The Pitfalls of the Death Penalty

Thanks to everyone who came out to hear attorneys Dawn Deaner, Justyna Scalpone, and Kelley Henry speak about the pitfalls of the death penalty in Tennessee!  Here’s a brief summary of the event.  Read more about the panel in The Tennessean.

Photos by Rohan Quinby

Davidson County Public Defender Dawn Deaner explained that her office provides legal representation for defendants who cannot afford to hire their own attorneys.  But in the case of capital defendants, the resources for hiring mitigation specialists to examine whether it is appropriate to seek the death penalty in this particular case are not available until after the death penalty has been sought.  At that point, the trial becomes a “runaway train” and it is difficult to ensure that the defendant has a fair trial.  Not only are there fewer resources for poor people, but there are also racial biases in the system, and the jury selection process explicitly excludes anyone who is against the death penalty — so the odds are already against the defendant before the trial even begins.

Justyna Garbaczewska Scalpone, head of the Tennessee Office of the Post-Conviction Defender, explained what happens at the post-conviction level in capital cases.  The post-conviction office is meant to serve as a safety net to ensure that people are not falsely convicted or improperly sentenced.  After a sentence has been handed down, the post-conviction office reviews both the case and the trial process, checking for possible errors and constitutional violations such as ineffective assistance of counsel, jury misconduct, and Brady violations (in which prosecutors are found to have withheld evidence that could have benefited the defendant).  Scalpone reported that, in the past 3.5 years, 8 of the 10 death sentences reviewed by her office were overturned.  In 6 of these cases, the death sentence was reversed, and in the other 2 cases, a whole new trial was ordered.  She noted that more resources were needed at the trial court level to prevent factual and procedural errors, while still maintaining a robust safety net at the post-conviction level.

Finally, Federal Public Defender Kelley Henry spoke about her own work at the level of federal habeas review.  She recalled the feeling of elation when then-Governor Bredeson  commuted the death sentence of Gaile Owens to life imprisonment.   But not every client has been so fortunate.

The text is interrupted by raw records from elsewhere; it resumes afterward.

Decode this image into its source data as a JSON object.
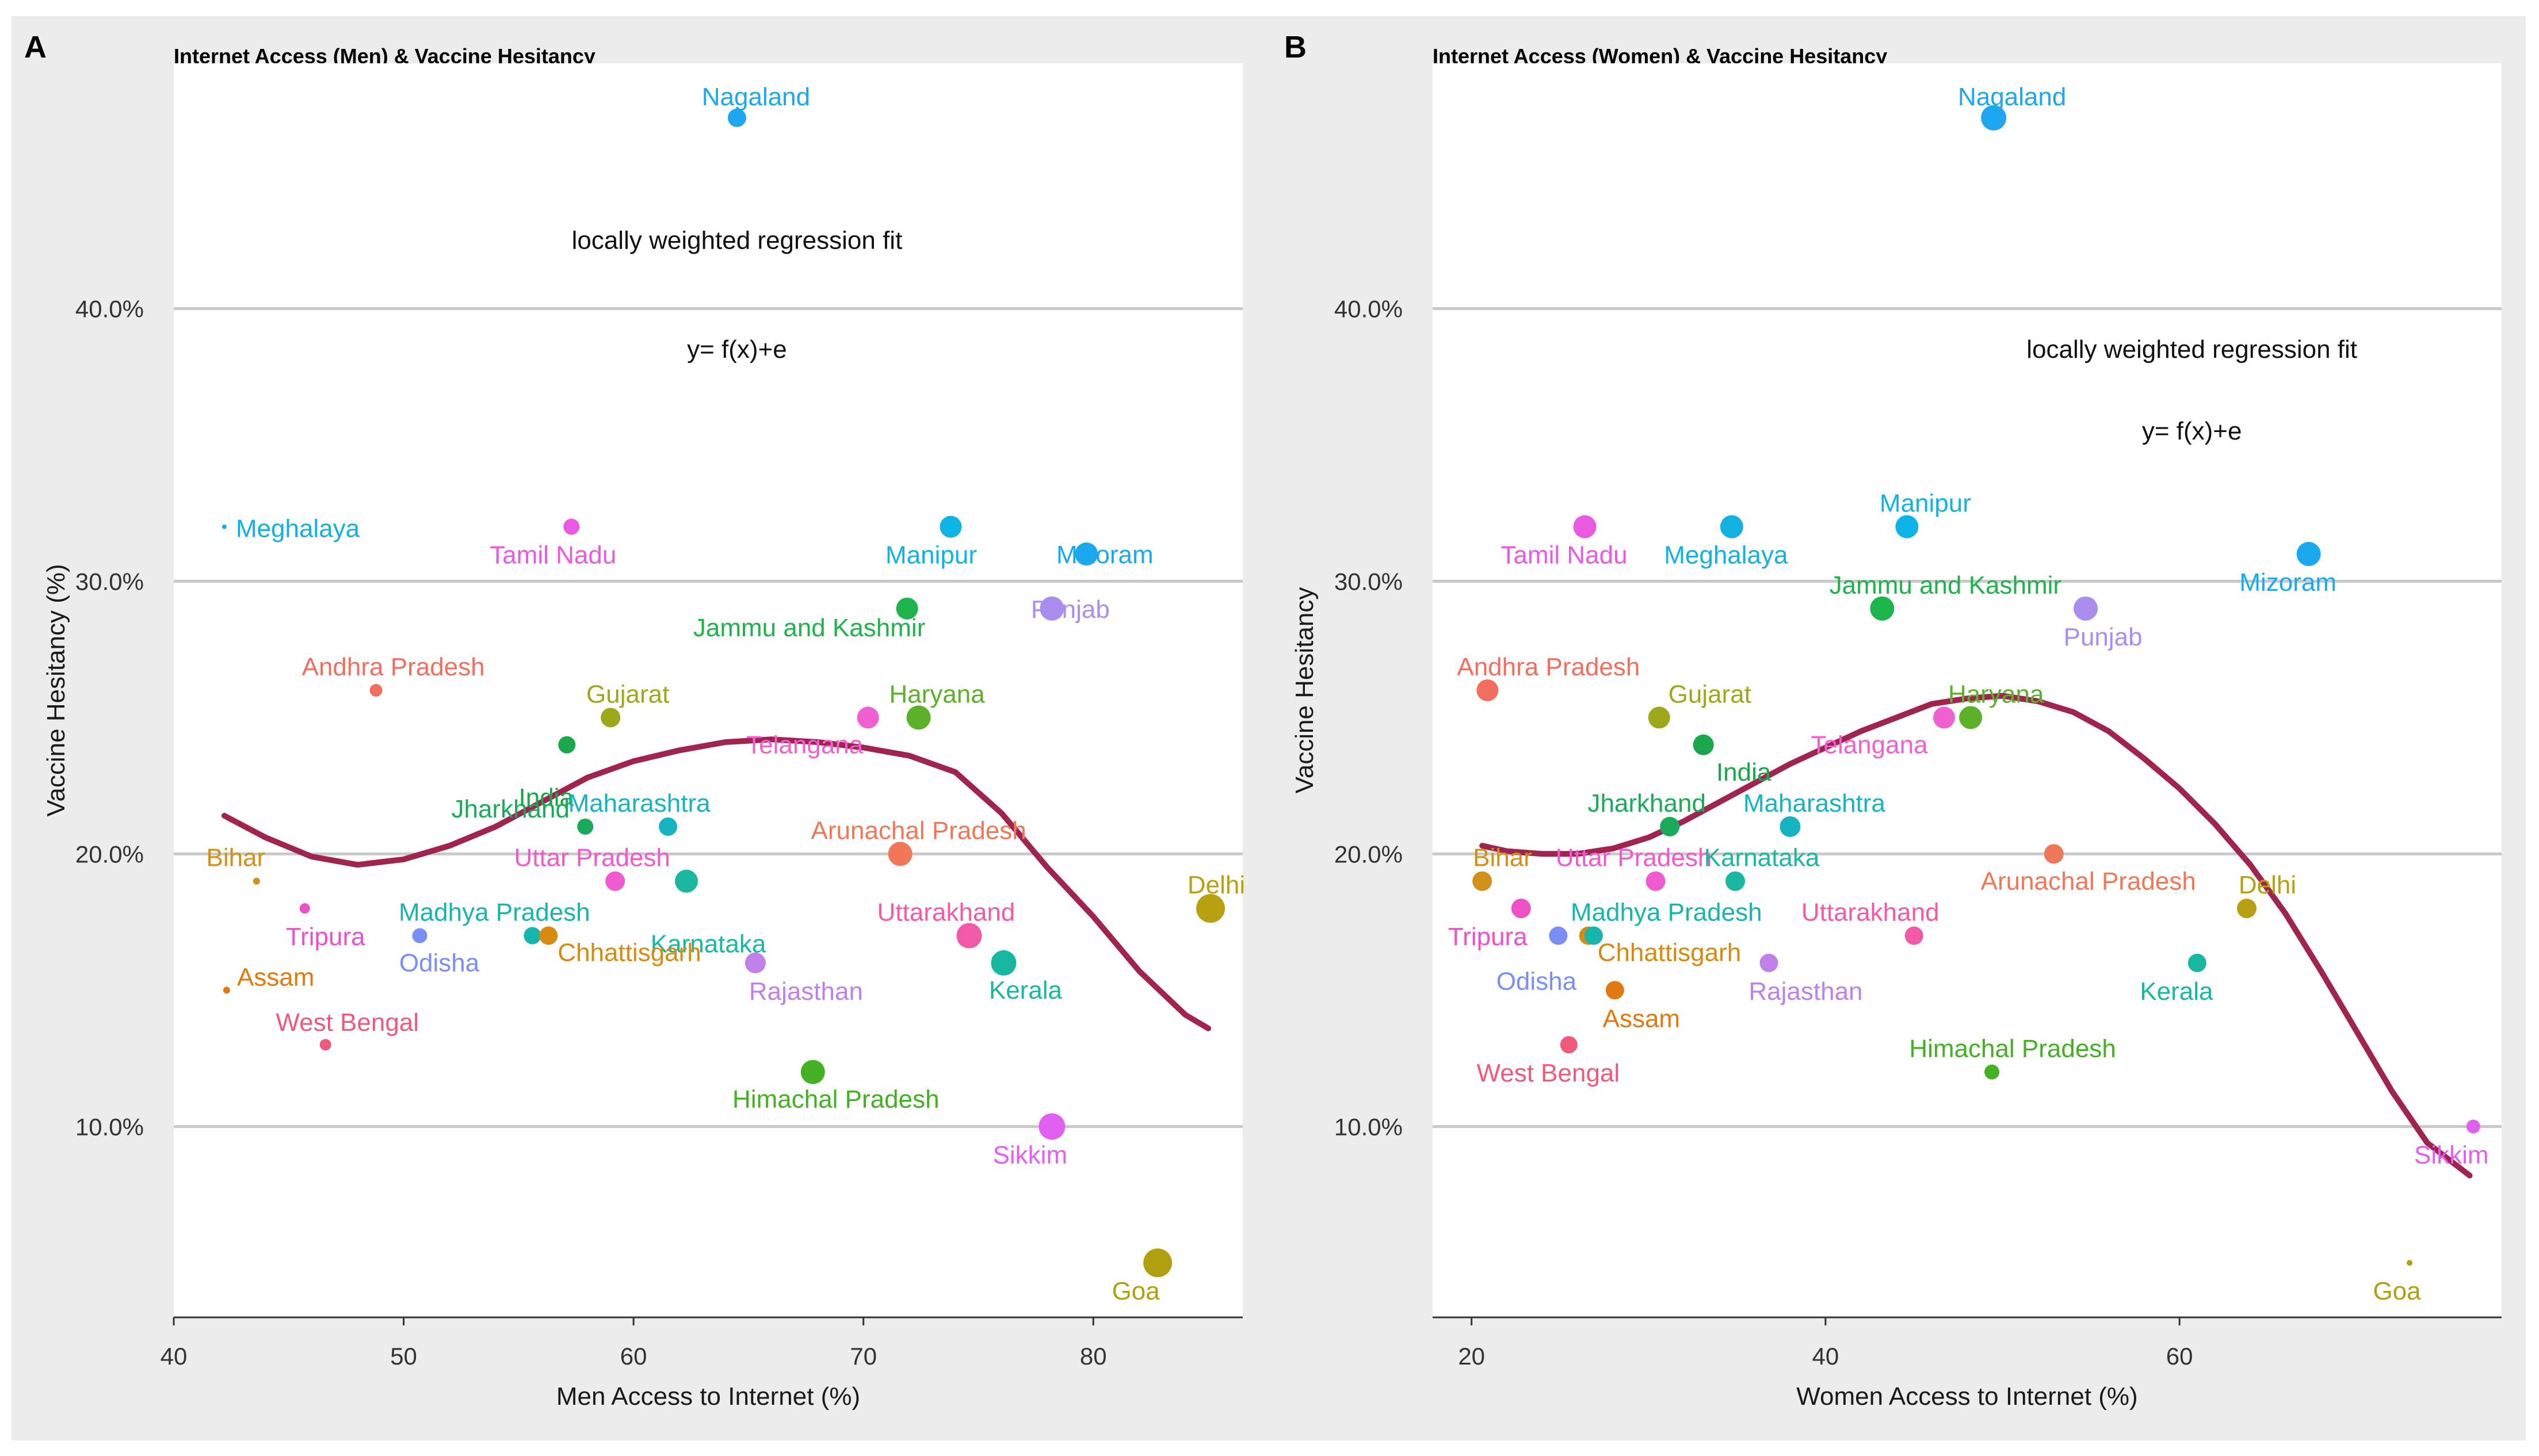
{
  "figure": {
    "panel_labels": [
      "A",
      "B"
    ]
  },
  "chart_data": [
    {
      "type": "scatter",
      "panel": "A",
      "title": "Internet Access (Men) & Vaccine Hesitancy",
      "xlabel": "Men Access to Internet (%)",
      "ylabel": "Vaccine Hesitancy (%)",
      "xlim": [
        40,
        86.5
      ],
      "ylim": [
        3.0,
        49.0
      ],
      "xticks": [
        40,
        50,
        60,
        70,
        80
      ],
      "xtick_labels": [
        "40",
        "50",
        "60",
        "70",
        "80"
      ],
      "yticks": [
        10,
        20,
        30,
        40
      ],
      "ytick_labels": [
        "10.0%",
        "20.0%",
        "30.0%",
        "40.0%"
      ],
      "annotations": [
        {
          "text": "locally weighted regression fit",
          "x": 64.5,
          "y": 42.2
        },
        {
          "text": "y= f(x)+e",
          "x": 64.5,
          "y": 38.2
        }
      ],
      "fit_curve": {
        "name": "LOESS fit",
        "x": [
          42.2,
          44,
          46,
          48,
          50,
          52,
          54,
          56,
          58,
          60,
          62,
          64,
          66,
          68,
          70,
          72,
          74,
          76,
          78,
          80,
          82,
          84,
          85.0
        ],
        "y": [
          21.4,
          20.6,
          19.9,
          19.6,
          19.8,
          20.3,
          21.0,
          21.9,
          22.8,
          23.4,
          23.8,
          24.1,
          24.2,
          24.1,
          23.9,
          23.6,
          23.0,
          21.5,
          19.5,
          17.7,
          15.7,
          14.1,
          13.6
        ]
      },
      "points": [
        {
          "state": "Nagaland",
          "x": 64.5,
          "y": 47.0,
          "size": 32,
          "color": "#1ea6f0"
        },
        {
          "state": "Meghalaya",
          "x": 42.2,
          "y": 32.0,
          "size": 8,
          "color": "#14b0e0"
        },
        {
          "state": "Tamil Nadu",
          "x": 57.3,
          "y": 32.0,
          "size": 28,
          "color": "#ea5ae0"
        },
        {
          "state": "Manipur",
          "x": 73.8,
          "y": 32.0,
          "size": 38,
          "color": "#0fb4e6"
        },
        {
          "state": "Mizoram",
          "x": 79.7,
          "y": 31.0,
          "size": 40,
          "color": "#1aa8ee"
        },
        {
          "state": "Punjab",
          "x": 78.2,
          "y": 29.0,
          "size": 42,
          "color": "#a98ef0"
        },
        {
          "state": "Jammu and Kashmir",
          "x": 71.9,
          "y": 29.0,
          "size": 38,
          "color": "#1fb34c"
        },
        {
          "state": "Andhra Pradesh",
          "x": 48.8,
          "y": 26.0,
          "size": 22,
          "color": "#f26e5e"
        },
        {
          "state": "Gujarat",
          "x": 59.0,
          "y": 25.0,
          "size": 34,
          "color": "#9da81a"
        },
        {
          "state": "Telangana",
          "x": 70.2,
          "y": 25.0,
          "size": 38,
          "color": "#f060d0"
        },
        {
          "state": "Haryana",
          "x": 72.4,
          "y": 25.0,
          "size": 42,
          "color": "#5cb02a"
        },
        {
          "state": "India",
          "x": 57.1,
          "y": 24.0,
          "size": 30,
          "color": "#1aa64a"
        },
        {
          "state": "Jharkhand",
          "x": 57.9,
          "y": 21.0,
          "size": 28,
          "color": "#1aaa5a"
        },
        {
          "state": "Maharashtra",
          "x": 61.5,
          "y": 21.0,
          "size": 32,
          "color": "#18b3c0"
        },
        {
          "state": "Arunachal Pradesh",
          "x": 71.6,
          "y": 20.0,
          "size": 42,
          "color": "#f07858"
        },
        {
          "state": "Uttar Pradesh",
          "x": 59.2,
          "y": 19.0,
          "size": 34,
          "color": "#f05ad0"
        },
        {
          "state": "Karnataka",
          "x": 62.3,
          "y": 19.0,
          "size": 40,
          "color": "#1ab8a0"
        },
        {
          "state": "Bihar",
          "x": 43.6,
          "y": 19.0,
          "size": 12,
          "color": "#d0901a"
        },
        {
          "state": "Delhi",
          "x": 85.1,
          "y": 18.0,
          "size": 50,
          "color": "#b8a010"
        },
        {
          "state": "Tripura",
          "x": 45.7,
          "y": 18.0,
          "size": 18,
          "color": "#ee50c8"
        },
        {
          "state": "Uttarakhand",
          "x": 74.6,
          "y": 17.0,
          "size": 44,
          "color": "#f25aa8"
        },
        {
          "state": "Odisha",
          "x": 50.7,
          "y": 17.0,
          "size": 26,
          "color": "#7a8ef5"
        },
        {
          "state": "Madhya Pradesh",
          "x": 55.6,
          "y": 17.0,
          "size": 30,
          "color": "#18b4b0"
        },
        {
          "state": "Chhattisgarh",
          "x": 56.3,
          "y": 17.0,
          "size": 32,
          "color": "#d88a10"
        },
        {
          "state": "Kerala",
          "x": 76.1,
          "y": 16.0,
          "size": 44,
          "color": "#18b8a0"
        },
        {
          "state": "Rajasthan",
          "x": 65.3,
          "y": 16.0,
          "size": 36,
          "color": "#c080ea"
        },
        {
          "state": "Assam",
          "x": 42.3,
          "y": 15.0,
          "size": 12,
          "color": "#e07a10"
        },
        {
          "state": "West Bengal",
          "x": 46.6,
          "y": 13.0,
          "size": 20,
          "color": "#f05a7a"
        },
        {
          "state": "Himachal Pradesh",
          "x": 67.8,
          "y": 12.0,
          "size": 42,
          "color": "#44b024"
        },
        {
          "state": "Sikkim",
          "x": 78.2,
          "y": 10.0,
          "size": 46,
          "color": "#e060f0"
        },
        {
          "state": "Goa",
          "x": 82.8,
          "y": 5.0,
          "size": 50,
          "color": "#b0a010"
        }
      ]
    },
    {
      "type": "scatter",
      "panel": "B",
      "title": "Internet Access (Women) & Vaccine Hesitancy",
      "xlabel": "Women Access to Internet (%)",
      "ylabel": "Vaccine Hesitancy",
      "xlim": [
        17.8,
        78.2
      ],
      "ylim": [
        3.0,
        49.0
      ],
      "xticks": [
        20,
        40,
        60
      ],
      "xtick_labels": [
        "20",
        "40",
        "60"
      ],
      "yticks": [
        10,
        20,
        30,
        40
      ],
      "ytick_labels": [
        "10.0%",
        "20.0%",
        "30.0%",
        "40.0%"
      ],
      "annotations": [
        {
          "text": "locally weighted regression fit",
          "x": 60.7,
          "y": 38.2
        },
        {
          "text": "y= f(x)+e",
          "x": 60.7,
          "y": 35.2
        }
      ],
      "fit_curve": {
        "name": "LOESS fit",
        "x": [
          20.6,
          22,
          24,
          26,
          28,
          30,
          32,
          34,
          36,
          38,
          40,
          42,
          44,
          46,
          48,
          50,
          52,
          54,
          56,
          58,
          60,
          62,
          64,
          66,
          68,
          70,
          72,
          74,
          76.4
        ],
        "y": [
          20.3,
          20.1,
          20.0,
          20.0,
          20.2,
          20.6,
          21.2,
          21.9,
          22.6,
          23.3,
          23.9,
          24.5,
          25.0,
          25.5,
          25.7,
          25.8,
          25.6,
          25.2,
          24.5,
          23.5,
          22.4,
          21.1,
          19.6,
          17.8,
          15.7,
          13.5,
          11.3,
          9.4,
          8.2
        ]
      },
      "points": [
        {
          "state": "Nagaland",
          "x": 49.5,
          "y": 47.0,
          "size": 44,
          "color": "#1ea6f0"
        },
        {
          "state": "Tamil Nadu",
          "x": 26.4,
          "y": 32.0,
          "size": 40,
          "color": "#ea5ae0"
        },
        {
          "state": "Meghalaya",
          "x": 34.7,
          "y": 32.0,
          "size": 40,
          "color": "#14b0e0"
        },
        {
          "state": "Manipur",
          "x": 44.6,
          "y": 32.0,
          "size": 40,
          "color": "#0fb4e6"
        },
        {
          "state": "Mizoram",
          "x": 67.3,
          "y": 31.0,
          "size": 42,
          "color": "#1aa8ee"
        },
        {
          "state": "Jammu and Kashmir",
          "x": 43.2,
          "y": 29.0,
          "size": 42,
          "color": "#1fb34c"
        },
        {
          "state": "Punjab",
          "x": 54.7,
          "y": 29.0,
          "size": 42,
          "color": "#a98ef0"
        },
        {
          "state": "Andhra Pradesh",
          "x": 20.9,
          "y": 26.0,
          "size": 38,
          "color": "#f26e5e"
        },
        {
          "state": "Gujarat",
          "x": 30.6,
          "y": 25.0,
          "size": 38,
          "color": "#9da81a"
        },
        {
          "state": "Telangana",
          "x": 46.7,
          "y": 25.0,
          "size": 38,
          "color": "#f060d0"
        },
        {
          "state": "Haryana",
          "x": 48.2,
          "y": 25.0,
          "size": 40,
          "color": "#5cb02a"
        },
        {
          "state": "India",
          "x": 33.1,
          "y": 24.0,
          "size": 36,
          "color": "#1aa64a"
        },
        {
          "state": "Jharkhand",
          "x": 31.2,
          "y": 21.0,
          "size": 34,
          "color": "#1aaa5a"
        },
        {
          "state": "Maharashtra",
          "x": 38.0,
          "y": 21.0,
          "size": 36,
          "color": "#18b3c0"
        },
        {
          "state": "Arunachal Pradesh",
          "x": 52.9,
          "y": 20.0,
          "size": 34,
          "color": "#f07858"
        },
        {
          "state": "Bihar",
          "x": 20.6,
          "y": 19.0,
          "size": 34,
          "color": "#d0901a"
        },
        {
          "state": "Uttar Pradesh",
          "x": 30.4,
          "y": 19.0,
          "size": 34,
          "color": "#f05ad0"
        },
        {
          "state": "Karnataka",
          "x": 34.9,
          "y": 19.0,
          "size": 34,
          "color": "#1ab8a0"
        },
        {
          "state": "Delhi",
          "x": 63.8,
          "y": 18.0,
          "size": 34,
          "color": "#b8a010"
        },
        {
          "state": "Tripura",
          "x": 22.8,
          "y": 18.0,
          "size": 34,
          "color": "#ee50c8"
        },
        {
          "state": "Odisha",
          "x": 24.9,
          "y": 17.0,
          "size": 32,
          "color": "#7a8ef5"
        },
        {
          "state": "Chhattisgarh",
          "x": 26.6,
          "y": 17.0,
          "size": 32,
          "color": "#d88a10"
        },
        {
          "state": "Madhya Pradesh",
          "x": 26.9,
          "y": 17.0,
          "size": 32,
          "color": "#18b4b0"
        },
        {
          "state": "Uttarakhand",
          "x": 45.0,
          "y": 17.0,
          "size": 32,
          "color": "#f25aa8"
        },
        {
          "state": "Kerala",
          "x": 61.0,
          "y": 16.0,
          "size": 32,
          "color": "#18b8a0"
        },
        {
          "state": "Rajasthan",
          "x": 36.8,
          "y": 16.0,
          "size": 32,
          "color": "#c080ea"
        },
        {
          "state": "Assam",
          "x": 28.1,
          "y": 15.0,
          "size": 32,
          "color": "#e07a10"
        },
        {
          "state": "West Bengal",
          "x": 25.5,
          "y": 13.0,
          "size": 30,
          "color": "#f05a7a"
        },
        {
          "state": "Himachal Pradesh",
          "x": 49.4,
          "y": 12.0,
          "size": 26,
          "color": "#44b024"
        },
        {
          "state": "Sikkim",
          "x": 76.6,
          "y": 10.0,
          "size": 24,
          "color": "#e060f0"
        },
        {
          "state": "Goa",
          "x": 73.0,
          "y": 5.0,
          "size": 10,
          "color": "#b0a010"
        }
      ]
    }
  ]
}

As an example, Henry recounted the case of Sedley Alley, in which prosecutors failed to disclose evidence that there was another suspect in the case, with material evidence suggesting that someone other than Alley committed the crime.  Alley’s attorney’s requested DNA evidence to rule out the possibility that Alley was falsely convicted.  But this request was denied.  There was also ample evidence that Alley had an intellectual disability, which would have disqualified him for execution.  But none of this prevented the state of Tennessee from executing Sedley Alley on June 28, 2006, for a crime he may not have committed.

At all three levels of the court system, underfunding for public defenders and a relative lack of accountability for prosecutors have resulted in wrongful convictions in the state of Tennessee.

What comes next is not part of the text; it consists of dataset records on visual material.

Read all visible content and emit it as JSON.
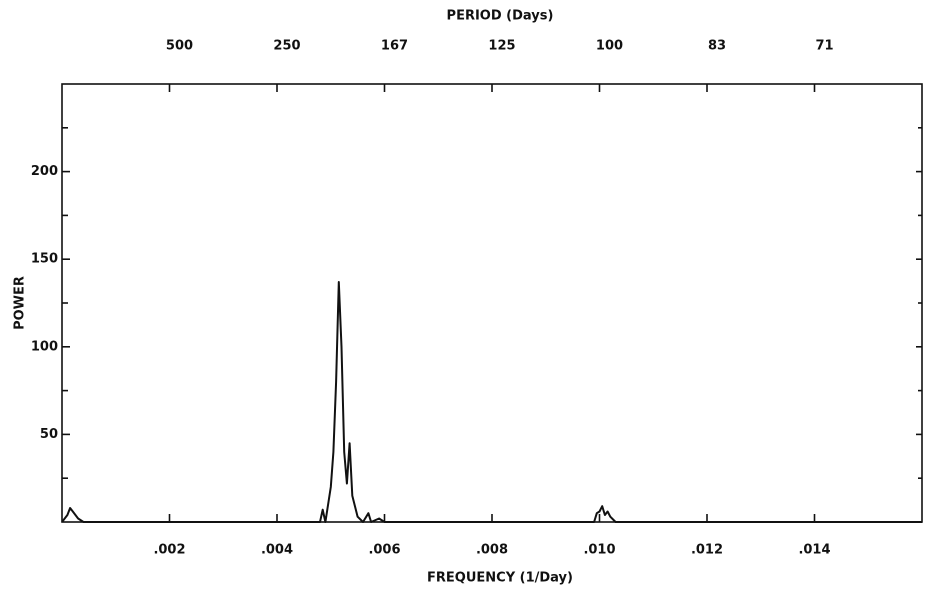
{
  "chart_data": {
    "type": "line",
    "x_label": "FREQUENCY (1/Day)",
    "x2_label": "PERIOD (Days)",
    "y_label": "POWER",
    "xlim": [
      0,
      0.016
    ],
    "ylim": [
      0,
      250
    ],
    "xticks": [
      {
        "value": 0.002,
        "label": ".002"
      },
      {
        "value": 0.004,
        "label": ".004"
      },
      {
        "value": 0.006,
        "label": ".006"
      },
      {
        "value": 0.008,
        "label": ".008"
      },
      {
        "value": 0.01,
        "label": ".010"
      },
      {
        "value": 0.012,
        "label": ".012"
      },
      {
        "value": 0.014,
        "label": ".014"
      }
    ],
    "x2ticks": [
      {
        "value": 0.002,
        "label": "500"
      },
      {
        "value": 0.004,
        "label": "250"
      },
      {
        "value": 0.006,
        "label": "167"
      },
      {
        "value": 0.008,
        "label": "125"
      },
      {
        "value": 0.01,
        "label": "100"
      },
      {
        "value": 0.012,
        "label": "83"
      },
      {
        "value": 0.014,
        "label": "71"
      }
    ],
    "yticks": [
      50,
      100,
      150,
      200
    ],
    "yminor_ticks": [
      25,
      75,
      125,
      175,
      225
    ],
    "series": [
      {
        "color": "#111111",
        "x": [
          0,
          0.0001,
          0.00015,
          0.0002,
          0.0003,
          0.0004,
          0.0048,
          0.00485,
          0.0049,
          0.005,
          0.00505,
          0.0051,
          0.00515,
          0.0052,
          0.00525,
          0.0053,
          0.00535,
          0.0054,
          0.0055,
          0.0056,
          0.0057,
          0.00575,
          0.0059,
          0.006,
          0.0099,
          0.00995,
          0.01,
          0.01005,
          0.0101,
          0.01015,
          0.0102,
          0.0103,
          0.016
        ],
        "values": [
          0,
          4,
          8,
          6,
          2,
          0,
          0,
          7,
          0,
          20,
          40,
          80,
          137,
          100,
          40,
          22,
          45,
          15,
          3,
          0,
          5,
          0,
          2,
          0,
          0,
          5,
          6,
          9,
          4,
          6,
          3,
          0,
          0
        ]
      }
    ]
  }
}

Kelley Henry highlighted both the injustice of wrongful conviction and also the economic cost of using taxpayers’ money to incarcerate innocent people.  She noted that, across the US, 314 people have been exonerated through the work of The Innocence Project.  These people spent a total of 4202 days in jail, at a cost of about $30,000 per year.  In total, this amounts to $126 million of taxpayers’ money spent to incarcerate innocent people.

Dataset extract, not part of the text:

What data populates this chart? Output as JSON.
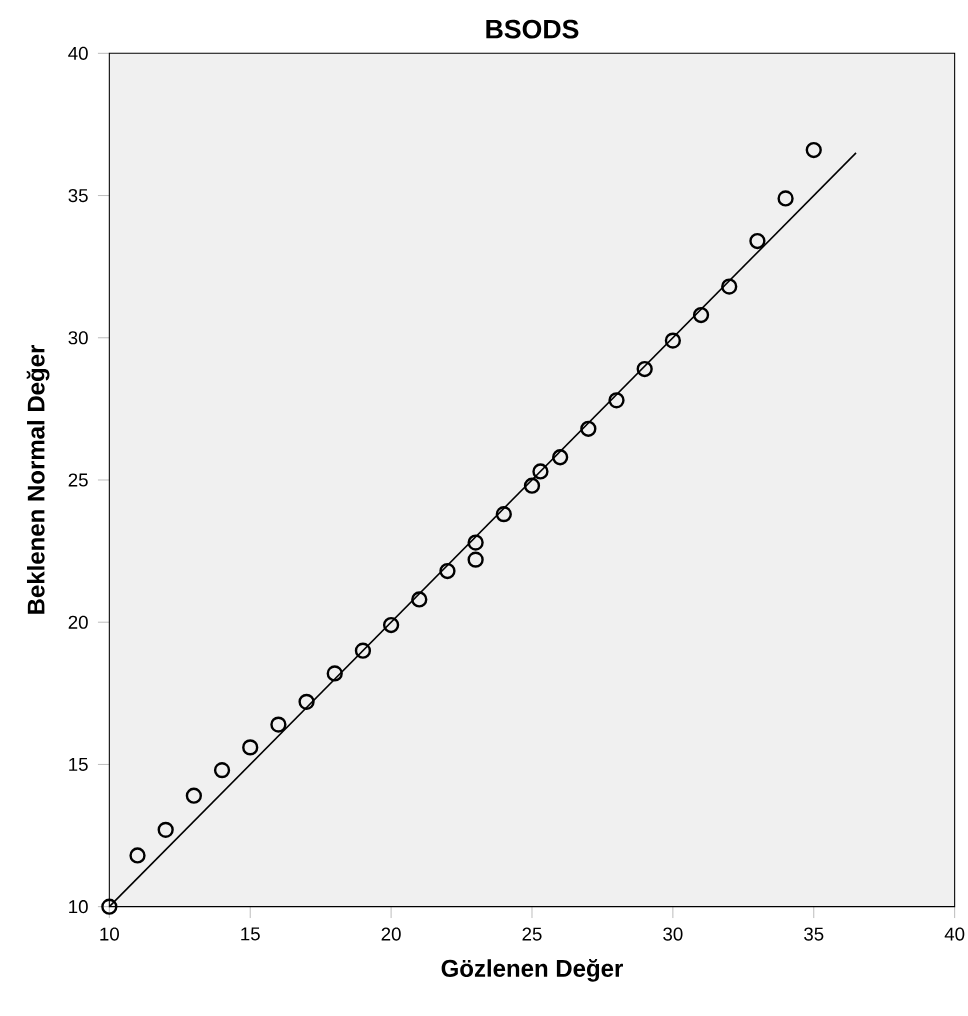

But dollar figures cannot begin to express the ethical harm of wrongful conviction – the loss of time, family connections, emotional well-being, and basic life chances that result from time spent behind bars on false charges.

The last word goes to Dawn Deaner, quoted by Brian Haas in his article for The Tennessean:

“Do we really want the death penalty?” Deaner asked. “Do we think that this is something that should be carried out on our behalf as citizens in this community, given the problems that exist?”